Desde 2018, quando entrou em vigor o Regime Geral de Proteção de Dados, a Câmara de Lisboa enviou dados pessoais de manifestantes a embaixadas por 52 vezes. Medina oferece segurança a ativistas.

Fernando Medina explicou esta manhã as conclusões à auditoria interna realizada à Câmara de Lisboa, e salientou mais uma vez que a situação que se verificou com o envio de dados à embaixada russa não foi caso único, continuando a verificar-se depois da extinção dos governos civis, em 2011.

De acordo com o autarca, em 2013, o então presidente da Câmara António Costa (atual primeiro-ministro) determinou que sempre que, em situações de manifestação, os requerimentos deveriam ser reencaminhados apenas para o gabinete do MAI e do comandante da PSP.

Desde 2018, quando entrou em vigor o Regime Geral de Proteção de Dados, a Câmara de Lisboa enviou dados pessoais de manifestantes a embaixadas por 52 vezes, mas, no total, desde 2012, houve 7045 manifestações na capital, entre as quais 180 ocorreram frente a embaixadas.

Medina admitiu esta manhã que a prática "inadequada" visou um "direito que deve ser consagrado a todos", daí ter ordenado um "apuramento cabal dos factos, com enorme celeridade".
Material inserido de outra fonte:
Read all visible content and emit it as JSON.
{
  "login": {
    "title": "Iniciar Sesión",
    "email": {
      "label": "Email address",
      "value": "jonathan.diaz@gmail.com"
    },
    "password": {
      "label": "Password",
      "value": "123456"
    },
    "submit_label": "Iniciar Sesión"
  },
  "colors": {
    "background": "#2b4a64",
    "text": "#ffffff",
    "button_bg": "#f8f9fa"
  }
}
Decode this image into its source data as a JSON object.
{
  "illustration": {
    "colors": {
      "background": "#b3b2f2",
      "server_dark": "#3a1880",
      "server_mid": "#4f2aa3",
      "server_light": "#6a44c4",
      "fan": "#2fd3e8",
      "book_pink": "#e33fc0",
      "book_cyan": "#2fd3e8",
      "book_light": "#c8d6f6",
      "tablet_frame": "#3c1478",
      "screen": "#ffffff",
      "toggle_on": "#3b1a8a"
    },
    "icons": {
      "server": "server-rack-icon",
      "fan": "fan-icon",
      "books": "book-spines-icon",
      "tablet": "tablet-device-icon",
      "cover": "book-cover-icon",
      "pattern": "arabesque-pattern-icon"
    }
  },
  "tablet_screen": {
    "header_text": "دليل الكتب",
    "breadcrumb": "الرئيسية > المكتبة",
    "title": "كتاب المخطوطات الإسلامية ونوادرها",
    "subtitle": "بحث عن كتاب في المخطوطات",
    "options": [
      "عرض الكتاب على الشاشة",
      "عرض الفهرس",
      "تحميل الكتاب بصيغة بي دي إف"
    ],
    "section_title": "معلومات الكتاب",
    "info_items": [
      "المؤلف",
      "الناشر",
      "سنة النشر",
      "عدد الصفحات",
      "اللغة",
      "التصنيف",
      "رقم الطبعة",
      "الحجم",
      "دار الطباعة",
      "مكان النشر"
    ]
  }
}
"Não conheço o caso de nenhum outro processo com esta gravidade que tenha merecido uma resposta tão rápida e efetiva", referiu. Isabel Tomás foi a responsável pela condução da auditoria, que envolveu ainda dezenas de trabalhadores da Câmara, que trabalharam para recuperar o histórico de todas as funções relativamente ao direito de manifestação.

O autarca garantiu ainda que "tudo" fará para devolver a "tranquilidade" a estas pessoas que a viram comprometida. Nesse sentido, prometeu que seguirá a proposta da Amnistia Internacional e oferecerá a avaliação da segurança aos ativistas que a requeiram. A Câmara de Lisboa contactará essas pessoas. A Polícia Municipal passará a a limitar a partilha de informação, passando esta apenas para a PSP e para o MAI, caso haja manifestações frente a embaixadas.

O gabinete de apoio à presidência será extinto, dando lugar à divisão de expediente. Será exonerado o responsável da Câmara pela proteção de dados, e será pedida uma análise externa a estes procedimentos da autarquia.